Is naturalist or humanist spirituality an oxymoron?
Tom Flynn seems to think so. And since he happens to be the new director of the Council for Secular Humanism, his opinion is of some moment.
[Christopher] Orlet seems to find sincere, full-bore irreligiosity – the absence of any sense of a supra-natural aspect to life – almost incomprehensible, something there’s barely even a label for. Actually there are a couple of perfectly good labels for people who abstain from religion and spirituality. I’ve used one already: “scientific naturalist.” For another, I look no farther than my business card: “secular humanist.”

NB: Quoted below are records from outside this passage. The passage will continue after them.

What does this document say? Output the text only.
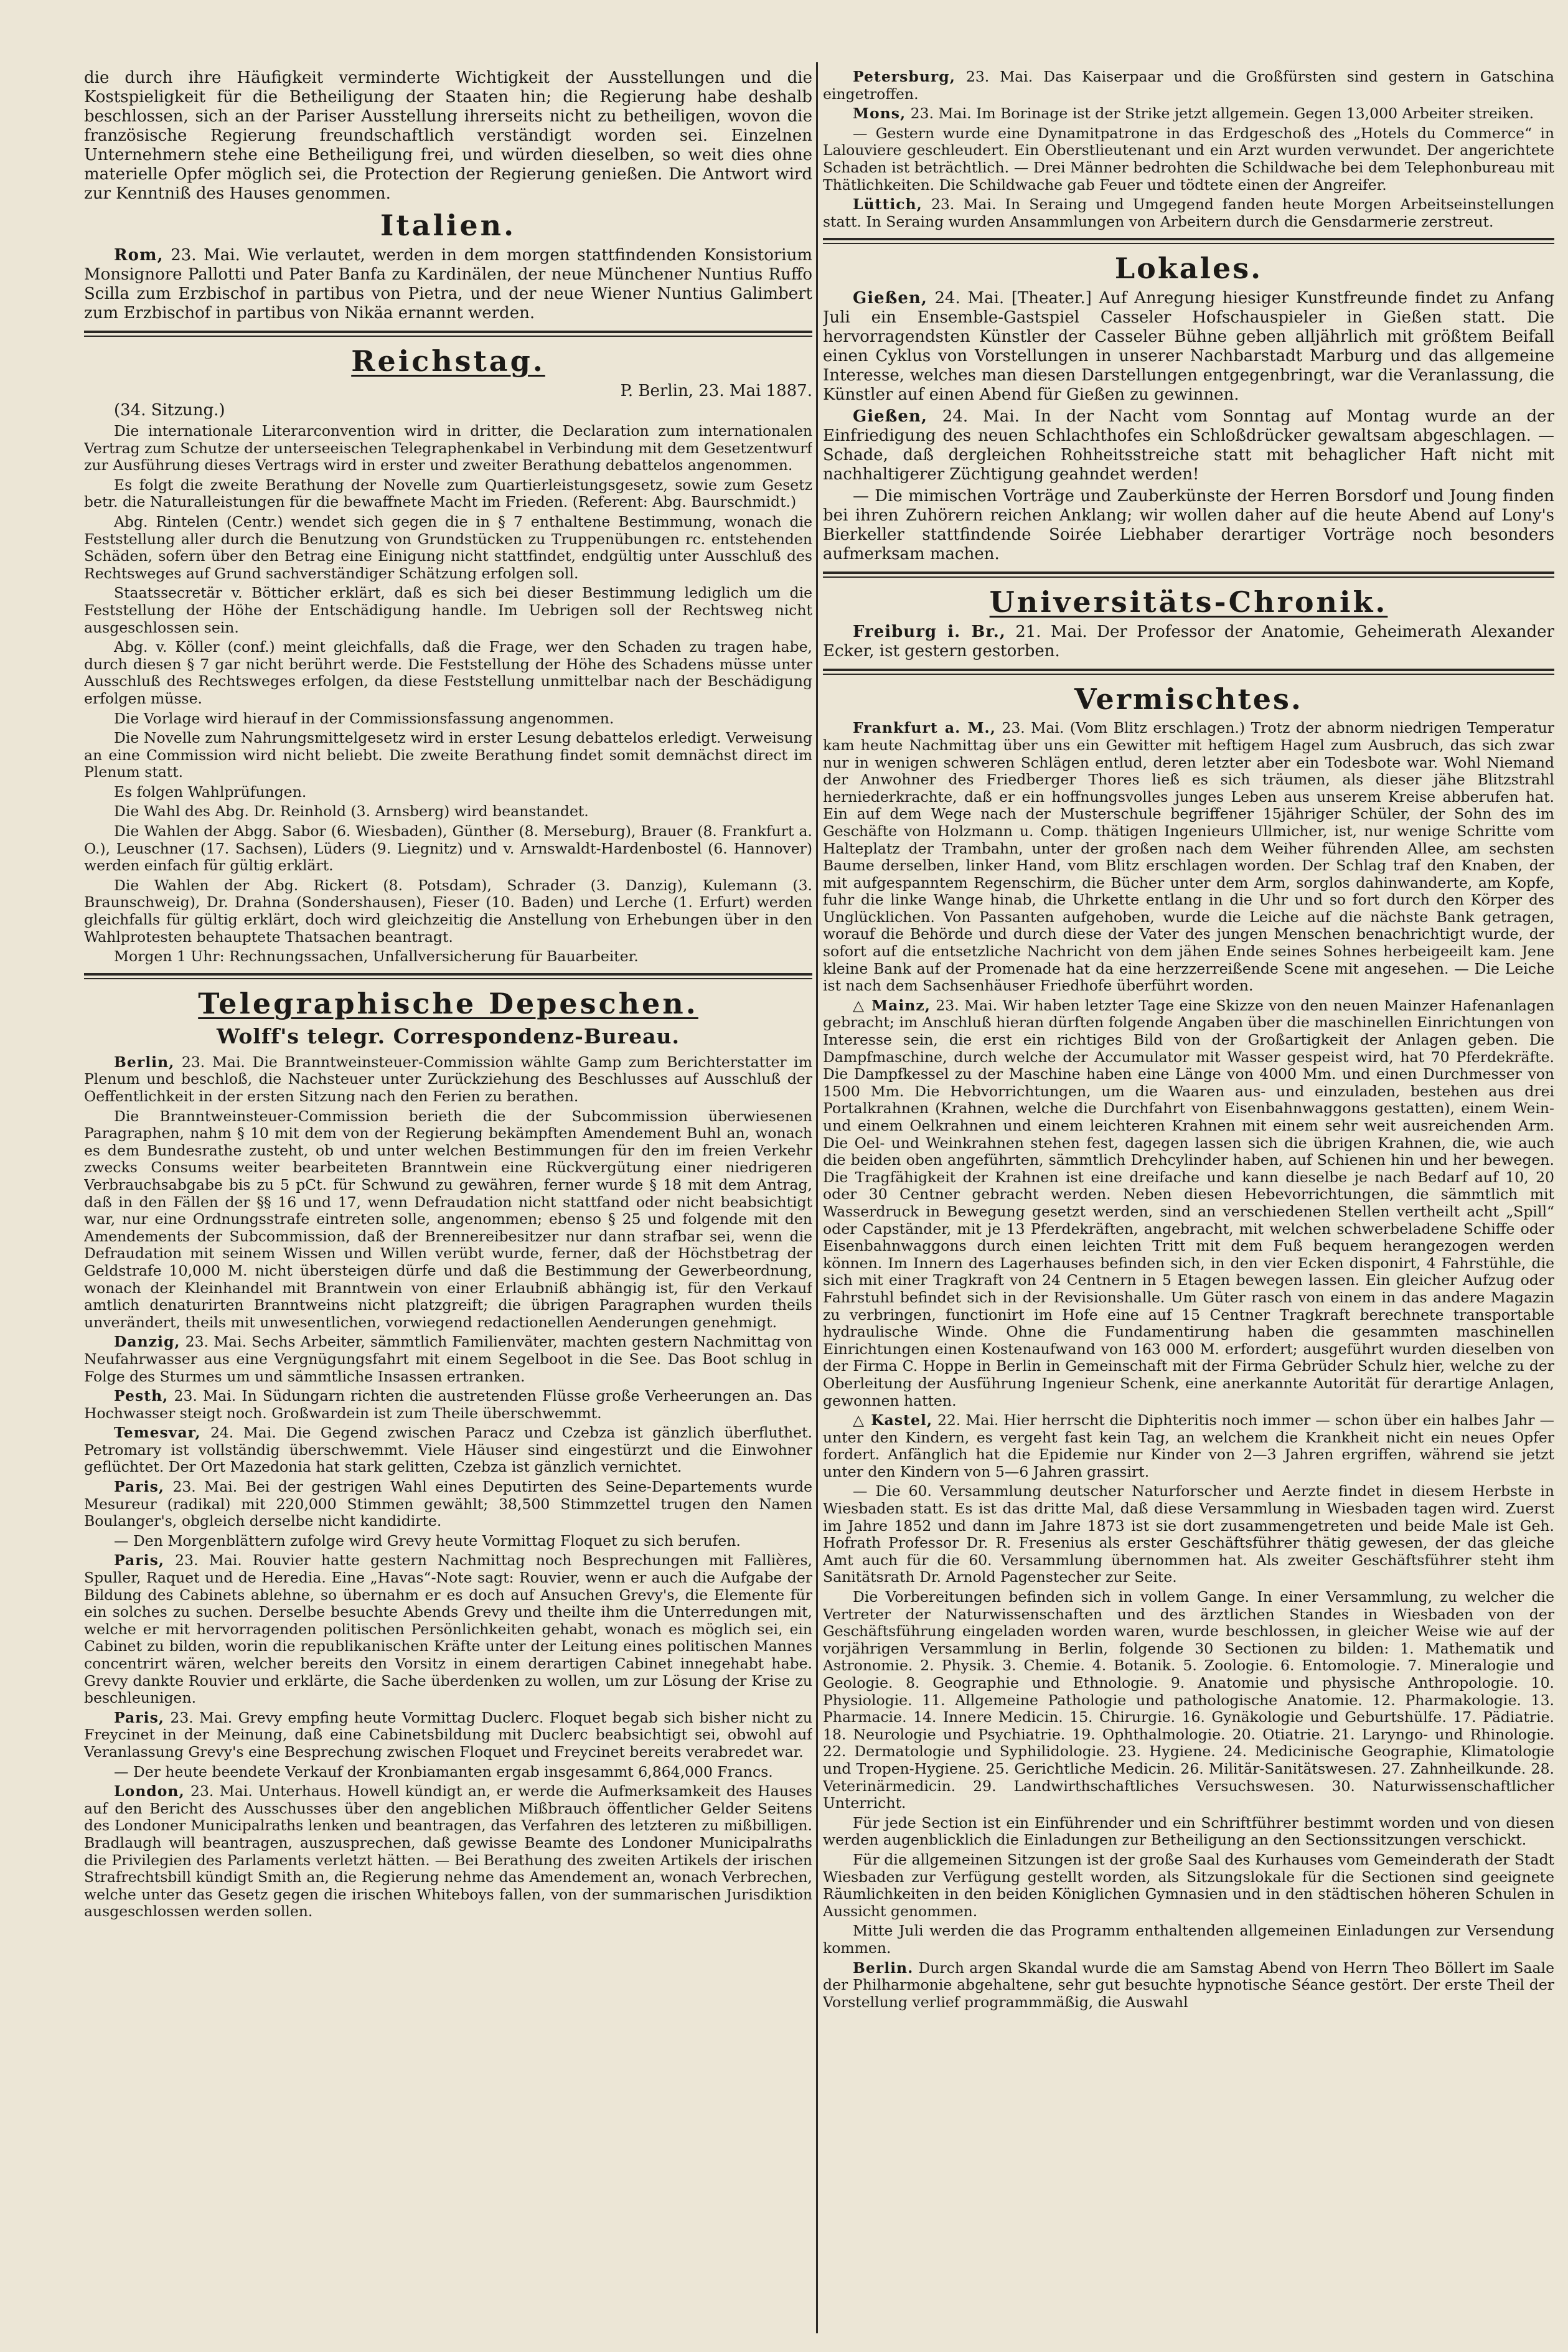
die durch ihre Häufigkeit verminderte Wichtigkeit der Ausstellungen und die Kostspieligkeit für die Betheiligung der Staaten hin; die Regierung habe deshalb beschlossen, sich an der Pariser Ausstellung ihrerseits nicht zu betheiligen, wovon die französische Regierung freundschaftlich verständigt worden sei. Einzelnen Unternehmern stehe eine Betheiligung frei, und würden dieselben, so weit dies ohne materielle Opfer möglich sei, die Protection der Regierung genießen. Die Antwort wird zur Kenntniß des Hauses genommen.

Italien.

Rom, 23. Mai. Wie verlautet, werden in dem morgen stattfindenden Konsistorium Monsignore Pallotti und Pater Banfa zu Kardinälen, der neue Münchener Nuntius Ruffo Scilla zum Erzbischof in partibus von Pietra, und der neue Wiener Nuntius Galimbert zum Erzbischof in partibus von Nikäa ernannt werden.

Reichstag.
P. Berlin, 23. Mai 1887.
(34. Sitzung.)

Die internationale Literarconvention wird in dritter, die Declaration zum internationalen Vertrag zum Schutze der unterseeischen Telegraphenkabel in Verbindung mit dem Gesetzentwurf zur Ausführung dieses Vertrags wird in erster und zweiter Berathung debattelos angenommen.

Es folgt die zweite Berathung der Novelle zum Quartierleistungsgesetz, sowie zum Gesetz betr. die Naturalleistungen für die bewaffnete Macht im Frieden. (Referent: Abg. Baurschmidt.)

Abg. Rintelen (Centr.) wendet sich gegen die in § 7 enthaltene Bestimmung, wonach die Feststellung aller durch die Benutzung von Grundstücken zu Truppenübungen rc. entstehenden Schäden, sofern über den Betrag eine Einigung nicht stattfindet, endgültig unter Ausschluß des Rechtsweges auf Grund sachverständiger Schätzung erfolgen soll.

Staatssecretär v. Bötticher erklärt, daß es sich bei dieser Bestimmung lediglich um die Feststellung der Höhe der Entschädigung handle. Im Uebrigen soll der Rechtsweg nicht ausgeschlossen sein.

Abg. v. Köller (conf.) meint gleichfalls, daß die Frage, wer den Schaden zu tragen habe, durch diesen § 7 gar nicht berührt werde. Die Feststellung der Höhe des Schadens müsse unter Ausschluß des Rechtsweges erfolgen, da diese Feststellung unmittelbar nach der Beschädigung erfolgen müsse.

Die Vorlage wird hierauf in der Commissionsfassung angenommen.

Die Novelle zum Nahrungsmittelgesetz wird in erster Lesung debattelos erledigt. Verweisung an eine Commission wird nicht beliebt. Die zweite Berathung findet somit demnächst direct im Plenum statt.

Es folgen Wahlprüfungen.

Die Wahl des Abg. Dr. Reinhold (3. Arnsberg) wird beanstandet.

Die Wahlen der Abgg. Sabor (6. Wiesbaden), Günther (8. Merseburg), Brauer (8. Frankfurt a. O.), Leuschner (17. Sachsen), Lüders (9. Liegnitz) und v. Arnswaldt-Hardenbostel (6. Hannover) werden einfach für gültig erklärt.

Die Wahlen der Abg. Rickert (8. Potsdam), Schrader (3. Danzig), Kulemann (3. Braunschweig), Dr. Drahna (Sondershausen), Fieser (10. Baden) und Lerche (1. Erfurt) werden gleichfalls für gültig erklärt, doch wird gleichzeitig die Anstellung von Erhebungen über in den Wahlprotesten behauptete Thatsachen beantragt.

Morgen 1 Uhr: Rechnungssachen, Unfallversicherung für Bauarbeiter.

Telegraphische Depeschen.
Wolff's telegr. Correspondenz-Bureau.

Berlin, 23. Mai. Die Branntweinsteuer-Commission wählte Gamp zum Berichterstatter im Plenum und beschloß, die Nachsteuer unter Zurückziehung des Beschlusses auf Ausschluß der Oeffentlichkeit in der ersten Sitzung nach den Ferien zu berathen.

Die Branntweinsteuer-Commission berieth die der Subcommission überwiesenen Paragraphen, nahm § 10 mit dem von der Regierung bekämpften Amendement Buhl an, wonach es dem Bundesrathe zusteht, ob und unter welchen Bestimmungen für den im freien Verkehr zwecks Consums weiter bearbeiteten Branntwein eine Rückvergütung einer niedrigeren Verbrauchsabgabe bis zu 5 pCt. für Schwund zu gewähren, ferner wurde § 18 mit dem Antrag, daß in den Fällen der §§ 16 und 17, wenn Defraudation nicht stattfand oder nicht beabsichtigt war, nur eine Ordnungsstrafe eintreten solle, angenommen; ebenso § 25 und folgende mit den Amendements der Subcommission, daß der Brennereibesitzer nur dann strafbar sei, wenn die Defraudation mit seinem Wissen und Willen verübt wurde, ferner, daß der Höchstbetrag der Geldstrafe 10,000 M. nicht übersteigen dürfe und daß die Bestimmung der Gewerbeordnung, wonach der Kleinhandel mit Branntwein von einer Erlaubniß abhängig ist, für den Verkauf amtlich denaturirten Branntweins nicht platzgreift; die übrigen Paragraphen wurden theils unverändert, theils mit unwesentlichen, vorwiegend redactionellen Aenderungen genehmigt.

Danzig, 23. Mai. Sechs Arbeiter, sämmtlich Familienväter, machten gestern Nachmittag von Neufahrwasser aus eine Vergnügungsfahrt mit einem Segelboot in die See. Das Boot schlug in Folge des Sturmes um und sämmtliche Insassen ertranken.

Pesth, 23. Mai. In Südungarn richten die austretenden Flüsse große Verheerungen an. Das Hochwasser steigt noch. Großwardein ist zum Theile überschwemmt.

Temesvar, 24. Mai. Die Gegend zwischen Paracz und Czebza ist gänzlich überfluthet. Petromary ist vollständig überschwemmt. Viele Häuser sind eingestürzt und die Einwohner geflüchtet. Der Ort Mazedonia hat stark gelitten, Czebza ist gänzlich vernichtet.

Paris, 23. Mai. Bei der gestrigen Wahl eines Deputirten des Seine-Departements wurde Mesureur (radikal) mit 220,000 Stimmen gewählt; 38,500 Stimmzettel trugen den Namen Boulanger's, obgleich derselbe nicht kandidirte.

— Den Morgenblättern zufolge wird Grevy heute Vormittag Floquet zu sich berufen.

Paris, 23. Mai. Rouvier hatte gestern Nachmittag noch Besprechungen mit Fallières, Spuller, Raquet und de Heredia. Eine „Havas“-Note sagt: Rouvier, wenn er auch die Aufgabe der Bildung des Cabinets ablehne, so übernahm er es doch auf Ansuchen Grevy's, die Elemente für ein solches zu suchen. Derselbe besuchte Abends Grevy und theilte ihm die Unterredungen mit, welche er mit hervorragenden politischen Persönlichkeiten gehabt, wonach es möglich sei, ein Cabinet zu bilden, worin die republikanischen Kräfte unter der Leitung eines politischen Mannes concentrirt wären, welcher bereits den Vorsitz in einem derartigen Cabinet innegehabt habe. Grevy dankte Rouvier und erklärte, die Sache überdenken zu wollen, um zur Lösung der Krise zu beschleunigen.

Paris, 23. Mai. Grevy empfing heute Vormittag Duclerc. Floquet begab sich bisher nicht zu Freycinet in der Meinung, daß eine Cabinetsbildung mit Duclerc beabsichtigt sei, obwohl auf Veranlassung Grevy's eine Besprechung zwischen Floquet und Freycinet bereits verabredet war.

— Der heute beendete Verkauf der Kronbiamanten ergab insgesammt 6,864,000 Francs.

London, 23. Mai. Unterhaus. Howell kündigt an, er werde die Aufmerksamkeit des Hauses auf den Bericht des Ausschusses über den angeblichen Mißbrauch öffentlicher Gelder Seitens des Londoner Municipalraths lenken und beantragen, das Verfahren des letzteren zu mißbilligen. Bradlaugh will beantragen, auszusprechen, daß gewisse Beamte des Londoner Municipalraths die Privilegien des Parlaments verletzt hätten. — Bei Berathung des zweiten Artikels der irischen Strafrechtsbill kündigt Smith an, die Regierung nehme das Amendement an, wonach Verbrechen, welche unter das Gesetz gegen die irischen Whiteboys fallen, von der summarischen Jurisdiktion ausgeschlossen werden sollen.

Petersburg, 23. Mai. Das Kaiserpaar und die Großfürsten sind gestern in Gatschina eingetroffen.

Mons, 23. Mai. Im Borinage ist der Strike jetzt allgemein. Gegen 13,000 Arbeiter streiken.

— Gestern wurde eine Dynamitpatrone in das Erdgeschoß des „Hotels du Commerce“ in Lalouviere geschleudert. Ein Oberstlieutenant und ein Arzt wurden verwundet. Der angerichtete Schaden ist beträchtlich. — Drei Männer bedrohten die Schildwache bei dem Telephonbureau mit Thätlichkeiten. Die Schildwache gab Feuer und tödtete einen der Angreifer.

Lüttich, 23. Mai. In Seraing und Umgegend fanden heute Morgen Arbeitseinstellungen statt. In Seraing wurden Ansammlungen von Arbeitern durch die Gensdarmerie zerstreut.

Lokales.

Gießen, 24. Mai. [Theater.] Auf Anregung hiesiger Kunstfreunde findet zu Anfang Juli ein Ensemble-Gastspiel Casseler Hofschauspieler in Gießen statt. Die hervorragendsten Künstler der Casseler Bühne geben alljährlich mit größtem Beifall einen Cyklus von Vorstellungen in unserer Nachbarstadt Marburg und das allgemeine Interesse, welches man diesen Darstellungen entgegenbringt, war die Veranlassung, die Künstler auf einen Abend für Gießen zu gewinnen.

Gießen, 24. Mai. In der Nacht vom Sonntag auf Montag wurde an der Einfriedigung des neuen Schlachthofes ein Schloßdrücker gewaltsam abgeschlagen. — Schade, daß dergleichen Rohheitsstreiche statt mit behaglicher Haft nicht mit nachhaltigerer Züchtigung geahndet werden!

— Die mimischen Vorträge und Zauberkünste der Herren Borsdorf und Joung finden bei ihren Zuhörern reichen Anklang; wir wollen daher auf die heute Abend auf Lony's Bierkeller stattfindende Soirée Liebhaber derartiger Vorträge noch besonders aufmerksam machen.

Universitäts-Chronik.

Freiburg i. Br., 21. Mai. Der Professor der Anatomie, Geheimerath Alexander Ecker, ist gestern gestorben.

Vermischtes.

Frankfurt a. M., 23. Mai. (Vom Blitz erschlagen.) Trotz der abnorm niedrigen Temperatur kam heute Nachmittag über uns ein Gewitter mit heftigem Hagel zum Ausbruch, das sich zwar nur in wenigen schweren Schlägen entlud, deren letzter aber ein Todesbote war. Wohl Niemand der Anwohner des Friedberger Thores ließ es sich träumen, als dieser jähe Blitzstrahl herniederkrachte, daß er ein hoffnungsvolles junges Leben aus unserem Kreise abberufen hat. Ein auf dem Wege nach der Musterschule begriffener 15jähriger Schüler, der Sohn des im Geschäfte von Holzmann u. Comp. thätigen Ingenieurs Ullmicher, ist, nur wenige Schritte vom Halteplatz der Trambahn, unter der großen nach dem Weiher führenden Allee, am sechsten Baume derselben, linker Hand, vom Blitz erschlagen worden. Der Schlag traf den Knaben, der mit aufgespanntem Regenschirm, die Bücher unter dem Arm, sorglos dahinwanderte, am Kopfe, fuhr die linke Wange hinab, die Uhrkette entlang in die Uhr und so fort durch den Körper des Unglücklichen. Von Passanten aufgehoben, wurde die Leiche auf die nächste Bank getragen, worauf die Behörde und durch diese der Vater des jungen Menschen benachrichtigt wurde, der sofort auf die entsetzliche Nachricht von dem jähen Ende seines Sohnes herbeigeeilt kam. Jene kleine Bank auf der Promenade hat da eine herzzerreißende Scene mit angesehen. — Die Leiche ist nach dem Sachsenhäuser Friedhofe überführt worden.

△ Mainz, 23. Mai. Wir haben letzter Tage eine Skizze von den neuen Mainzer Hafenanlagen gebracht; im Anschluß hieran dürften folgende Angaben über die maschinellen Einrichtungen von Interesse sein, die erst ein richtiges Bild von der Großartigkeit der Anlagen geben. Die Dampfmaschine, durch welche der Accumulator mit Wasser gespeist wird, hat 70 Pferdekräfte. Die Dampfkessel zu der Maschine haben eine Länge von 4000 Mm. und einen Durchmesser von 1500 Mm. Die Hebvorrichtungen, um die Waaren aus- und einzuladen, bestehen aus drei Portalkrahnen (Krahnen, welche die Durchfahrt von Eisenbahnwaggons gestatten), einem Wein- und einem Oelkrahnen und einem leichteren Krahnen mit einem sehr weit ausreichenden Arm. Die Oel- und Weinkrahnen stehen fest, dagegen lassen sich die übrigen Krahnen, die, wie auch die beiden oben angeführten, sämmtlich Drehcylinder haben, auf Schienen hin und her bewegen. Die Tragfähigkeit der Krahnen ist eine dreifache und kann dieselbe je nach Bedarf auf 10, 20 oder 30 Centner gebracht werden. Neben diesen Hebevorrichtungen, die sämmtlich mit Wasserdruck in Bewegung gesetzt werden, sind an verschiedenen Stellen vertheilt acht „Spill“ oder Capständer, mit je 13 Pferdekräften, angebracht, mit welchen schwerbeladene Schiffe oder Eisenbahnwaggons durch einen leichten Tritt mit dem Fuß bequem herangezogen werden können. Im Innern des Lagerhauses befinden sich, in den vier Ecken disponirt, 4 Fahrstühle, die sich mit einer Tragkraft von 24 Centnern in 5 Etagen bewegen lassen. Ein gleicher Aufzug oder Fahrstuhl befindet sich in der Revisionshalle. Um Güter rasch von einem in das andere Magazin zu verbringen, functionirt im Hofe eine auf 15 Centner Tragkraft berechnete transportable hydraulische Winde. Ohne die Fundamentirung haben die gesammten maschinellen Einrichtungen einen Kostenaufwand von 163 000 M. erfordert; ausgeführt wurden dieselben von der Firma C. Hoppe in Berlin in Gemeinschaft mit der Firma Gebrüder Schulz hier, welche zu der Oberleitung der Ausführung Ingenieur Schenk, eine anerkannte Autorität für derartige Anlagen, gewonnen hatten.

△ Kastel, 22. Mai. Hier herrscht die Diphteritis noch immer — schon über ein halbes Jahr — unter den Kindern, es vergeht fast kein Tag, an welchem die Krankheit nicht ein neues Opfer fordert. Anfänglich hat die Epidemie nur Kinder von 2—3 Jahren ergriffen, während sie jetzt unter den Kindern von 5—6 Jahren grassirt.

— Die 60. Versammlung deutscher Naturforscher und Aerzte findet in diesem Herbste in Wiesbaden statt. Es ist das dritte Mal, daß diese Versammlung in Wiesbaden tagen wird. Zuerst im Jahre 1852 und dann im Jahre 1873 ist sie dort zusammengetreten und beide Male ist Geh. Hofrath Professor Dr. R. Fresenius als erster Geschäftsführer thätig gewesen, der das gleiche Amt auch für die 60. Versammlung übernommen hat. Als zweiter Geschäftsführer steht ihm Sanitätsrath Dr. Arnold Pagenstecher zur Seite.

Die Vorbereitungen befinden sich in vollem Gange. In einer Versammlung, zu welcher die Vertreter der Naturwissenschaften und des ärztlichen Standes in Wiesbaden von der Geschäftsführung eingeladen worden waren, wurde beschlossen, in gleicher Weise wie auf der vorjährigen Versammlung in Berlin, folgende 30 Sectionen zu bilden: 1. Mathematik und Astronomie. 2. Physik. 3. Chemie. 4. Botanik. 5. Zoologie. 6. Entomologie. 7. Mineralogie und Geologie. 8. Geographie und Ethnologie. 9. Anatomie und physische Anthropologie. 10. Physiologie. 11. Allgemeine Pathologie und pathologische Anatomie. 12. Pharmakologie. 13. Pharmacie. 14. Innere Medicin. 15. Chirurgie. 16. Gynäkologie und Geburtshülfe. 17. Pädiatrie. 18. Neurologie und Psychiatrie. 19. Ophthalmologie. 20. Otiatrie. 21. Laryngo- und Rhinologie. 22. Dermatologie und Syphilidologie. 23. Hygiene. 24. Medicinische Geographie, Klimatologie und Tropen-Hygiene. 25. Gerichtliche Medicin. 26. Militär-Sanitätswesen. 27. Zahnheilkunde. 28. Veterinärmedicin. 29. Landwirthschaftliches Versuchswesen. 30. Naturwissenschaftlicher Unterricht.

Für jede Section ist ein Einführender und ein Schriftführer bestimmt worden und von diesen werden augenblicklich die Einladungen zur Betheiligung an den Sectionssitzungen verschickt.

Für die allgemeinen Sitzungen ist der große Saal des Kurhauses vom Gemeinderath der Stadt Wiesbaden zur Verfügung gestellt worden, als Sitzungslokale für die Sectionen sind geeignete Räumlichkeiten in den beiden Königlichen Gymnasien und in den städtischen höheren Schulen in Aussicht genommen.

Mitte Juli werden die das Programm enthaltenden allgemeinen Einladungen zur Versendung kommen.

Berlin. Durch argen Skandal wurde die am Samstag Abend von Herrn Theo Böllert im Saale der Philharmonie abgehaltene, sehr gut besuchte hypnotische Séance gestört. Der erste Theil der Vorstellung verlief programmmäßig, die Auswahl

The way I read this passage, it seems he is equating “full-bore irreligiosity” with “[abstention] from religion and spirituality,” thereby suggesting spirituality is necessarily religious, or at least supernaturalistic.
This is rather like the question of whether you can be a religious atheist. Both “religion” and “spirituality” are associated with supernaturalism, and yet both have their godless proponents who want to see the terms reclaimed – for example, Felix Adler (founder of the religion Ethical Culture) and André Comte-Sponville (author of The Little Atheist Book of Spirituality).
I disagree with the first quest. It seems quixotic to say the least, and I’m not sure the word “religion” is worth reclaiming even if it were possible – it has negative connotations even for many religious people. But I agree with the second.
Because “spirituality” seems like a truly useful collective term for one’s emotional, social, ethical, and even cognitive functioning as subjectively experienced. At the retreat on nontheism among Quakers this weekend, the most common description of spirituality was “connection” – feeling connected to other people and to the natural environment, along with being attentive to the present moment. I see nothing objectively mysterious or supernatural about any of these things, as mysterious as they might feel subjectively.
And yet – one should use the word sparingly.
To quote James Riemermann again, writing on a different but related subject, “the word feels so terribly imprecise, and I can almost always find better ways to express myself.” If you’re about to say “spiritual” but you really just mean “ethical” or “emotional,” why not be specific?